PAD is a progressive atherosclerotic disease of the lower extremities. Every year more than 200 million people globally suffer from PAD, which negatively affects their quality of life and increases the risk of amputation and death. The best strategy today for the management of patients with symptomatic PAD is represented by a timely arterial re-vascularization. With the advent of percutaneous transluminal angioplasty (PTA), endovascular interventions have been becoming the first-line therapy for the majority of patients. Standard balloon angioplasty is associated with over 90% technical success rates, but on the other side is still characterized by a considerable rate of restenosis due to local inflammation, neo-intimal hyperplasia, and barotrauma. In order to mitigate these effects, drug-coated devices, either with cytostatic drugs, such as paclitaxel, or anti-proliferative drug, such as sirolimus, have been introduced in the market.

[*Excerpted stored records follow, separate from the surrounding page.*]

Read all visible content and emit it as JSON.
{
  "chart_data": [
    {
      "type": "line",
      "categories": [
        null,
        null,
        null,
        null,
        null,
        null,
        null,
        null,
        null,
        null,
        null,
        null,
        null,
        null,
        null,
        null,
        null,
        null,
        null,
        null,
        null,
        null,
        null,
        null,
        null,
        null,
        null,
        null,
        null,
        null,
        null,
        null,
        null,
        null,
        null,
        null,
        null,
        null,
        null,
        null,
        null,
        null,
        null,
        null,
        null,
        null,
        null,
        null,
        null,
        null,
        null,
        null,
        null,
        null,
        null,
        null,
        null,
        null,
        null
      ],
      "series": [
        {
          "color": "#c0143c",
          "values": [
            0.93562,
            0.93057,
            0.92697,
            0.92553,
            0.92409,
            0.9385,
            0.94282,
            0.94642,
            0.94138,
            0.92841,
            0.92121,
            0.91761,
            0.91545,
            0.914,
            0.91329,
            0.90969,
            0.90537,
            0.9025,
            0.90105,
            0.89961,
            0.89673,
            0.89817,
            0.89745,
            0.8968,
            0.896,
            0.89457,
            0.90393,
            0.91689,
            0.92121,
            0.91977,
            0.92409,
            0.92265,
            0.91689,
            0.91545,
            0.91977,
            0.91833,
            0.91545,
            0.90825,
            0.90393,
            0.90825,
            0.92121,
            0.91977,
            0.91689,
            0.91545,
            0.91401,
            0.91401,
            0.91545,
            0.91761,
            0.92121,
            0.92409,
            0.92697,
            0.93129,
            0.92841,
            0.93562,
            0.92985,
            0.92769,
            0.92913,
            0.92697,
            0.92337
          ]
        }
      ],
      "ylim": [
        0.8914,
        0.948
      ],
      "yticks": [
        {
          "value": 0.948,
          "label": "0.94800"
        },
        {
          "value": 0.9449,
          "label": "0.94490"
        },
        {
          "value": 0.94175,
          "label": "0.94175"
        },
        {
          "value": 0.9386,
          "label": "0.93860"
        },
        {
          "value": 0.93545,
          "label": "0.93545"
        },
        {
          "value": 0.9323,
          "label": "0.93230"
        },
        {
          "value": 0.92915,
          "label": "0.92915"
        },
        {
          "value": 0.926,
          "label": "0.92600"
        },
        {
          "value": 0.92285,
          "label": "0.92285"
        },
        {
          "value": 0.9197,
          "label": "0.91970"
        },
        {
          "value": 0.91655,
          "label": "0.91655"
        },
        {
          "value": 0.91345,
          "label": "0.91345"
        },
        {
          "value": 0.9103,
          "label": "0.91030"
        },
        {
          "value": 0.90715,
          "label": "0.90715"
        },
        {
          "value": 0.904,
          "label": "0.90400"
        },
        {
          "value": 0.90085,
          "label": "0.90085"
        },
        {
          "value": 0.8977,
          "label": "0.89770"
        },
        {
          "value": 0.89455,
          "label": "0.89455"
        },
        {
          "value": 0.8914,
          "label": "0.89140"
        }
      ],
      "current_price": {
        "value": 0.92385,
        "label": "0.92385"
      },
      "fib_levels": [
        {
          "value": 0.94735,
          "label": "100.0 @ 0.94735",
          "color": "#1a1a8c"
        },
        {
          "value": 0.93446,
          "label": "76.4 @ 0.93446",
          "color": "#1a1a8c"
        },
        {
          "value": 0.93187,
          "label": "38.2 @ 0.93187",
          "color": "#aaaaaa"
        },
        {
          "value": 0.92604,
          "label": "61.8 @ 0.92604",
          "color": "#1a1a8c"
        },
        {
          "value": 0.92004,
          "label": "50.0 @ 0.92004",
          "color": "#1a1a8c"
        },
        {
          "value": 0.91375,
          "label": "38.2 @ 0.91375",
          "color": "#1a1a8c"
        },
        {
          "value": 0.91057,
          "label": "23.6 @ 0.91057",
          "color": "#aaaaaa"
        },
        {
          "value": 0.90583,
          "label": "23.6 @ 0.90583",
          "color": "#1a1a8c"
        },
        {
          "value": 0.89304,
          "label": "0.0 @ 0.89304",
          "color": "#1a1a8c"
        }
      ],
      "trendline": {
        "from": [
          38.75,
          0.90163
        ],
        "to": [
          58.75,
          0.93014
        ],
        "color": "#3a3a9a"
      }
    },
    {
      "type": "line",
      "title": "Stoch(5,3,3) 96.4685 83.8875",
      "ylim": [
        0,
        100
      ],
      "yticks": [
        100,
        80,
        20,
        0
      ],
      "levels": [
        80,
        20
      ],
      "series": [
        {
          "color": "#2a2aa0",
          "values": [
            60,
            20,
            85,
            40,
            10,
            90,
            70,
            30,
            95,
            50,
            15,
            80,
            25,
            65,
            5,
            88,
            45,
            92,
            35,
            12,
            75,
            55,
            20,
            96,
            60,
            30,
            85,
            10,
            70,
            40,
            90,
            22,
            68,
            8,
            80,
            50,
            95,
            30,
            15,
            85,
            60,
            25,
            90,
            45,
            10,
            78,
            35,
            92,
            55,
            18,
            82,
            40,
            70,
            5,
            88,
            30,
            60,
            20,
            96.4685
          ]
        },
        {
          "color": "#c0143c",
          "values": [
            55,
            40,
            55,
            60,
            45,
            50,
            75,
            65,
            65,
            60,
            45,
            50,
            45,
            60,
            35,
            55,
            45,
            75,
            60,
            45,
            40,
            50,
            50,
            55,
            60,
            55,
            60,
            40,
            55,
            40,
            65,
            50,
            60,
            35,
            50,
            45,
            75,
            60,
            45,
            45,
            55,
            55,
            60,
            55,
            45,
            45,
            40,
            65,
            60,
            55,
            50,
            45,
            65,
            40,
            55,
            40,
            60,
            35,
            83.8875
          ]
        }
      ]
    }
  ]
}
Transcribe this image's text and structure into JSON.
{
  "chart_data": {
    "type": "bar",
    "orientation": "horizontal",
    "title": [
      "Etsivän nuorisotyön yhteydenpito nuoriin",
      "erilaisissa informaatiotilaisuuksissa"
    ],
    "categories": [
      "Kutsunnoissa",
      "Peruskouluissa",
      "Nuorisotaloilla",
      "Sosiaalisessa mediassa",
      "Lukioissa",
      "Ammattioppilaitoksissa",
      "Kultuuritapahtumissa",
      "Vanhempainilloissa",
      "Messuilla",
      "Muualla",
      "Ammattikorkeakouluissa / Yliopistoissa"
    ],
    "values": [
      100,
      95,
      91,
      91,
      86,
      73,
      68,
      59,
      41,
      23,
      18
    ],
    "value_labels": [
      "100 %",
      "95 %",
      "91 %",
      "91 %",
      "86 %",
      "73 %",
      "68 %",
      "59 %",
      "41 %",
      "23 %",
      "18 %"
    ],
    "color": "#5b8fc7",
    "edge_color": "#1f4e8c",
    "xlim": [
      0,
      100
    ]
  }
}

By focusing on clinically relevant outcomes, such as major amputation and target lesion re-vascularization for critical limb ischemia, the present investigator-initiated, phase III, open-label randomized controlled trial will provide useful information on the efficacy and safety of sirolimus-coated balloon catheters for infra-inguinal peripheral arterial disease. The population for the study will be selected on a very limited number of inclusion criteria, in order to have a representative population of unselected patients (“all-comer”), with the aim of maximizing external validity. As regulatory agencies had raised in the past safety concerns in patients exposed to specific drug-coated devices, long-term mortality data will be collected.

Trial status

The first patient has been enrolled in the Sir-PAD study on 3 November 2020. As to 22 December 2021, a total of 396 patients have been enrolled at the Clinic of Angiology of the University Hospital Zurich. The site initiation visit of the second center (Department of Internal Medicine and Division of Angiology, Cantonal Hospital Fribourg) is planned in January 2022. The completion of patient recruitment (last patient in) is expected in Q4 2023. The completion of the 5-year follow-up (last patient last visit) is expected by the end of 2028.